I have two solutions to all of this. This is what works for me – this is how I’m dealing with things. To each their own. The first is to climb trees. WHAT? am I talking about? I saw a perfect tree the other day and it called out to me, try and climb me. The tree beckoned. I looked around – no one – and decided to give it a whirl. But here’s the thing about right now: I feel drained of strength. Every task, big or small, requires momentous effort. The slow leak of stress is muscle-deflating. Nevertheless, I did a half jump, and pushing off the trunk with one hand I was able to grab a branch with the other – but that was it. I couldn’t make it any further. My legs remained weighted to the ground. Huh, tree climbing was harder than I remembered. I think I was hoping to get my feet up off the ground – is it just me or does it seem like there are germs everywhere that could hurt us? I wanted to get my feet up off the ground and sit perched up there in that tree where I could look out, scan the horizon, get the lay of the land. We are so clustered in our homes at the moment, and I get the whole staying safe at home – I advocate for it – versus stuck at home. But there’s no way around sometimes feeling stuck at home. I wanted to climb way up high, up and away from this mess toward the bright blue sky above me. But I didn’t make it. I’m still stuck feet on the ground.
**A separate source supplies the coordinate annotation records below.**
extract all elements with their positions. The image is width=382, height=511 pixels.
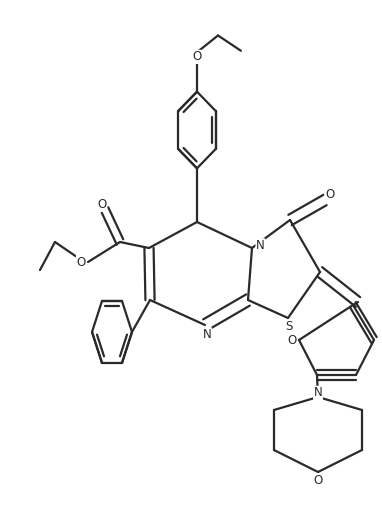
Text: O: O (288, 334, 297, 346)
Text: O: O (76, 256, 86, 268)
Text: O: O (313, 474, 323, 486)
Text: S: S (285, 320, 293, 333)
Text: O: O (325, 189, 335, 201)
Text: N: N (314, 386, 322, 400)
Text: O: O (97, 198, 107, 212)
Text: N: N (202, 328, 211, 341)
Text: O: O (193, 51, 202, 63)
Text: N: N (256, 239, 265, 252)
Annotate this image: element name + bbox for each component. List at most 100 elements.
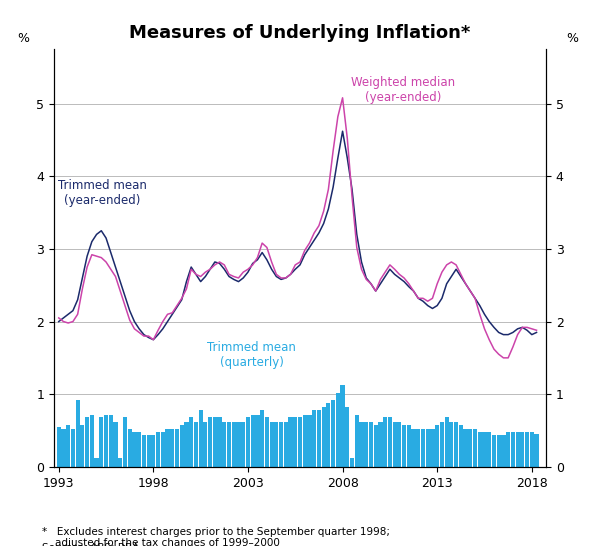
Bar (279, 422, 283, 467)
Bar (284, 422, 288, 467)
Bar (175, 429, 179, 467)
Bar (260, 410, 264, 467)
Bar (345, 407, 349, 467)
Bar (374, 425, 378, 467)
Bar (194, 422, 198, 467)
Bar (326, 403, 331, 467)
Bar (71, 429, 75, 467)
Bar (269, 422, 274, 467)
Bar (217, 418, 221, 467)
Bar (430, 429, 434, 467)
Bar (256, 414, 260, 467)
Bar (213, 418, 217, 467)
Bar (435, 425, 439, 467)
Bar (80, 425, 85, 467)
Bar (94, 458, 98, 467)
Text: Sources: ABS; RBA: Sources: ABS; RBA (42, 543, 139, 546)
Bar (412, 429, 416, 467)
Bar (137, 432, 141, 467)
Bar (463, 429, 467, 467)
Bar (232, 422, 236, 467)
Bar (364, 422, 368, 467)
Bar (416, 429, 421, 467)
Bar (407, 425, 411, 467)
Text: Weighted median
(year-ended): Weighted median (year-ended) (351, 76, 455, 104)
Bar (421, 429, 425, 467)
Bar (179, 425, 184, 467)
Bar (530, 432, 534, 467)
Text: Trimmed mean
(quarterly): Trimmed mean (quarterly) (208, 341, 296, 369)
Bar (66, 425, 70, 467)
Bar (302, 414, 307, 467)
Bar (317, 410, 321, 467)
Bar (208, 418, 212, 467)
Bar (445, 418, 449, 467)
Bar (76, 400, 80, 467)
Bar (369, 422, 373, 467)
Title: Measures of Underlying Inflation*: Measures of Underlying Inflation* (130, 24, 470, 42)
Bar (128, 429, 132, 467)
Bar (109, 414, 113, 467)
Bar (184, 422, 188, 467)
Bar (289, 418, 293, 467)
Bar (515, 432, 520, 467)
Bar (203, 422, 208, 467)
Bar (133, 432, 137, 467)
Bar (397, 422, 401, 467)
Bar (246, 418, 250, 467)
Bar (482, 432, 487, 467)
Bar (402, 425, 406, 467)
Bar (331, 400, 335, 467)
Bar (156, 432, 160, 467)
Bar (274, 422, 278, 467)
Bar (392, 422, 397, 467)
Bar (146, 435, 151, 467)
Bar (151, 435, 155, 467)
Bar (511, 432, 515, 467)
Bar (251, 414, 255, 467)
Bar (322, 407, 326, 467)
Bar (85, 418, 89, 467)
Bar (492, 435, 496, 467)
Bar (383, 418, 387, 467)
Bar (340, 385, 344, 467)
Text: Trimmed mean
(year-ended): Trimmed mean (year-ended) (58, 179, 146, 207)
Bar (236, 422, 241, 467)
Bar (478, 432, 482, 467)
Bar (359, 422, 364, 467)
Bar (525, 432, 529, 467)
Bar (350, 458, 354, 467)
Bar (118, 458, 122, 467)
Bar (379, 422, 383, 467)
Bar (61, 429, 65, 467)
Bar (199, 410, 203, 467)
Bar (123, 418, 127, 467)
Bar (459, 425, 463, 467)
Bar (161, 432, 165, 467)
Bar (497, 435, 501, 467)
Bar (241, 422, 245, 467)
Bar (189, 418, 193, 467)
Text: %: % (17, 32, 29, 45)
Bar (166, 429, 170, 467)
Bar (336, 393, 340, 467)
Bar (293, 418, 298, 467)
Bar (265, 418, 269, 467)
Bar (170, 429, 175, 467)
Bar (222, 422, 226, 467)
Bar (227, 422, 231, 467)
Bar (298, 418, 302, 467)
Bar (388, 418, 392, 467)
Bar (502, 435, 506, 467)
Bar (487, 432, 491, 467)
Bar (312, 410, 316, 467)
Text: *   Excludes interest charges prior to the September quarter 1998;
    adjusted : * Excludes interest charges prior to the… (42, 527, 390, 546)
Bar (307, 414, 311, 467)
Bar (104, 414, 108, 467)
Bar (454, 422, 458, 467)
Bar (355, 414, 359, 467)
Bar (535, 434, 539, 467)
Bar (56, 427, 61, 467)
Bar (142, 435, 146, 467)
Bar (473, 429, 477, 467)
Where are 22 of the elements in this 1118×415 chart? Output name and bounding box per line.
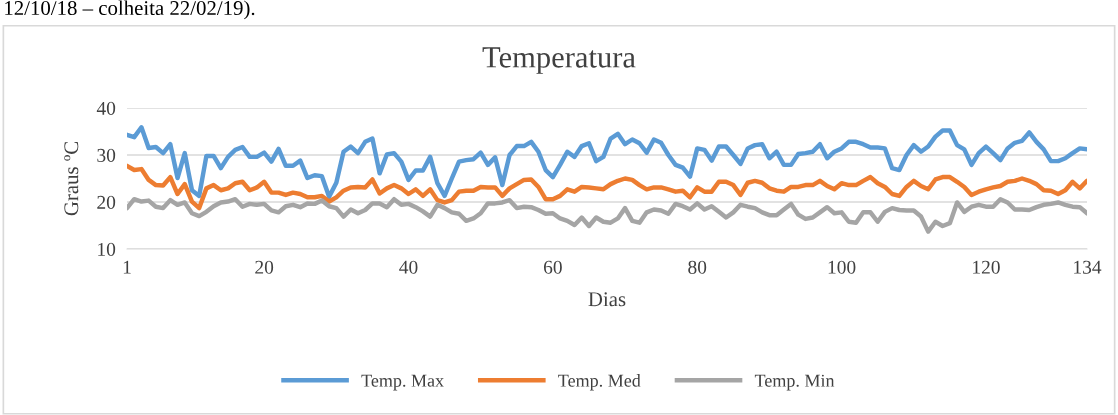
y-tick-label: 10 xyxy=(98,242,116,256)
y-tick-label: 20 xyxy=(97,195,116,209)
y-tick-label: 30 xyxy=(97,148,116,162)
line-series xyxy=(127,125,1087,200)
x-tick-label: 60 xyxy=(543,260,562,274)
legend-label: Temp. Max xyxy=(361,374,444,391)
text: 12/10/18 – colheita 22/02/19). xyxy=(5,0,255,20)
x-tick-label: 100 xyxy=(828,260,856,274)
line-series xyxy=(127,196,1087,234)
x-tick-label: 134 xyxy=(1074,260,1102,274)
line-series xyxy=(127,163,1087,211)
chart-title: Temperatura xyxy=(482,47,636,74)
x-tick-label: 1 xyxy=(123,260,131,274)
x-axis-title: Dias xyxy=(588,292,626,307)
x-tick-label: 40 xyxy=(399,260,418,274)
x-tick-label: 20 xyxy=(255,260,274,274)
x-tick-label: 80 xyxy=(688,260,707,274)
y-tick-label: 40 xyxy=(96,101,116,115)
legend-label: Temp. Med xyxy=(558,374,641,391)
legend-label: Temp. Min xyxy=(754,374,835,391)
y-axis-title: Graus ºC xyxy=(64,141,79,216)
x-tick-label: 120 xyxy=(973,260,1000,274)
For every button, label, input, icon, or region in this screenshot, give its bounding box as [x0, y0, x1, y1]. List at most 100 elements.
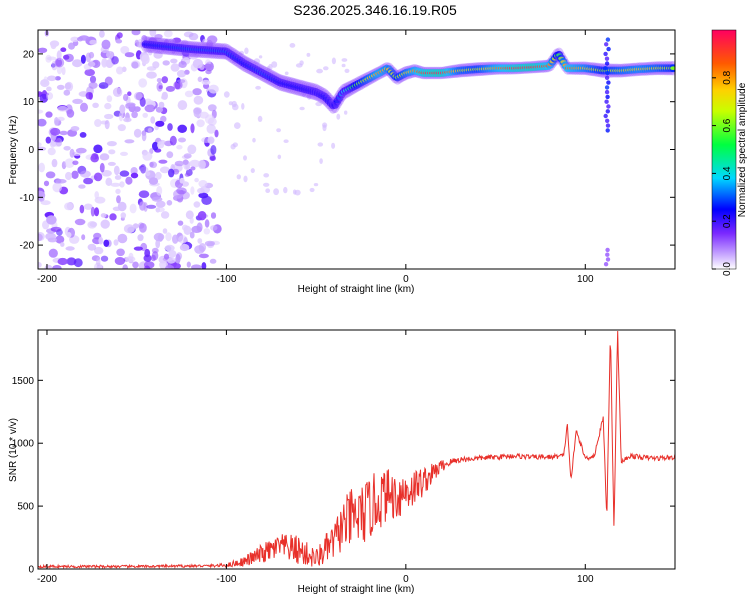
- noise-blob: [193, 201, 201, 208]
- noise-blob: [169, 135, 177, 146]
- noise-blob: [101, 39, 111, 50]
- noise-blob: [55, 235, 65, 244]
- noise-blob: [187, 144, 197, 155]
- noise-blob: [54, 76, 61, 81]
- y-tick-label: 1000: [12, 439, 35, 450]
- noise-blob: [331, 57, 336, 65]
- noise-blob: [64, 202, 73, 211]
- noise-blob: [66, 232, 72, 238]
- noise-blob: [100, 255, 109, 262]
- x-tick-label: 100: [577, 274, 594, 285]
- noise-blob: [283, 186, 288, 194]
- noise-blob: [131, 30, 141, 36]
- noise-blob: [139, 223, 147, 233]
- noise-blob: [158, 159, 168, 164]
- noise-blob: [236, 174, 241, 180]
- noise-blob: [189, 231, 195, 239]
- noise-blob: [118, 112, 124, 122]
- x-tick-label: -100: [216, 274, 236, 285]
- noise-blob: [83, 177, 94, 185]
- colorbar-tick-label: 0.8: [722, 70, 733, 84]
- noise-blob: [63, 89, 71, 96]
- noise-blob: [120, 151, 128, 156]
- noise-blob: [141, 54, 150, 65]
- noise-blob: [69, 148, 75, 158]
- spectrogram-marks: [38, 30, 675, 269]
- noise-blob: [79, 132, 87, 138]
- noise-blob: [40, 200, 51, 206]
- noise-blob: [160, 211, 170, 219]
- colorbar-gradient: [711, 29, 737, 270]
- streak-blob: [604, 75, 610, 81]
- noise-blob: [253, 58, 261, 65]
- noise-blob: [168, 250, 177, 258]
- noise-blob: [43, 180, 50, 187]
- noise-blob: [207, 104, 217, 112]
- noise-blob: [177, 220, 184, 226]
- noise-blob: [71, 170, 79, 179]
- noise-blob: [184, 90, 194, 98]
- noise-blob: [263, 173, 270, 178]
- noise-blob: [70, 126, 80, 132]
- noise-blob: [106, 95, 113, 103]
- noise-blob: [39, 93, 49, 103]
- noise-blob: [208, 84, 219, 94]
- colorbar-ticks: 0.0 0.2 0.4 0.6 0.8: [712, 70, 733, 276]
- noise-blob: [243, 155, 247, 161]
- noise-blob: [150, 254, 156, 262]
- noise-blob: [228, 101, 233, 106]
- noise-blob: [134, 39, 139, 47]
- noise-blob: [138, 190, 150, 198]
- noise-blob: [106, 141, 117, 147]
- noise-blob: [68, 42, 75, 50]
- noise-blob: [192, 88, 202, 96]
- y-tick-label: 0: [28, 145, 34, 156]
- noise-blob: [61, 66, 66, 76]
- noise-blob: [155, 120, 165, 127]
- noise-blob: [232, 103, 239, 111]
- noise-blob: [138, 78, 148, 88]
- noise-blob: [89, 39, 98, 45]
- noise-blob: [149, 161, 158, 169]
- x-tick-label: 100: [577, 574, 594, 585]
- noise-blob: [139, 97, 146, 107]
- noise-blob: [239, 50, 245, 56]
- noise-blob: [60, 242, 65, 247]
- noise-blob: [203, 228, 211, 235]
- noise-blob: [155, 239, 161, 249]
- streak-blob: [603, 262, 609, 267]
- noise-blob: [93, 172, 103, 182]
- noise-blob: [123, 117, 132, 123]
- noise-blob: [313, 183, 319, 187]
- noise-blob: [198, 180, 208, 188]
- noise-blob: [177, 124, 187, 133]
- noise-blob: [190, 123, 195, 134]
- noise-blob: [165, 85, 175, 92]
- noise-blob: [133, 128, 142, 138]
- noise-blob: [104, 113, 114, 120]
- noise-blob: [319, 158, 323, 165]
- noise-blob: [84, 68, 95, 77]
- noise-blob: [214, 129, 219, 138]
- noise-blob: [94, 207, 100, 217]
- noise-blob: [119, 181, 125, 188]
- noise-blob: [87, 243, 97, 251]
- noise-blob: [132, 261, 139, 269]
- noise-blob: [175, 253, 181, 264]
- noise-blob: [47, 75, 57, 82]
- x-tick-label: -200: [37, 574, 57, 585]
- streak-blob: [604, 61, 610, 66]
- noise-blob: [127, 91, 132, 96]
- noise-blob: [165, 232, 172, 242]
- noise-blob: [47, 147, 56, 156]
- noise-blob: [65, 246, 75, 251]
- noise-blob: [197, 211, 207, 221]
- noise-blob: [54, 57, 65, 68]
- noise-blob: [155, 207, 161, 213]
- noise-blob: [50, 127, 61, 136]
- noise-blob: [140, 164, 147, 174]
- noise-blob: [38, 162, 45, 173]
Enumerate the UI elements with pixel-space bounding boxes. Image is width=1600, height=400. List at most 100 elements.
The second solution I have is to give in, to succumb. And to do so, for me, involves getting a puppy. A PUPPY? WHAT??!! How is that less responsibility, you ask? Why is that the right answer? Well, here are my reasons. Our kids have been bugging us for a pet. I miss my dog. I have wanted a puppy since Oreo died and we are now all home. It seems like a perfect time to puppy train. We won’t be flying anywhere for a while! Taking a dog out on walks gets us out. Eventually, god knows when, everyone will go back to school and I’ll be left to my own devices and then I’ll be terribly, terribly lonely. I like the idea of a pet we can all bond with as a family. Of bringing more love into our family and our lives.
With more love, of course, comes more responsibility. And who wants more responsibility during a pandemic? Not my husband. Me, I’m just looking for an escape. Take me to the land of puppies, please! Yes, that is where I’d like to go.
Getting a puppy will be a beautiful distraction. A messy, big-responsibility, huge and beautiful distraction. I’m worse than the pigeon who wants a puppy (book by children’s author Mo Willems – look it up if you haven’t read), WAY worse. I’d gladly accept a walrus at this point.
Anything to shake me out of the reverie of this nightmare.
To you and your family, be well.
Puppy pictures to follow, fingers crossed (my husband is shaking his head).
Update: We got our boy! Meet Louie, an 8.5 week old vizsla puppy. I have three happy girls, and Dan is thrilled.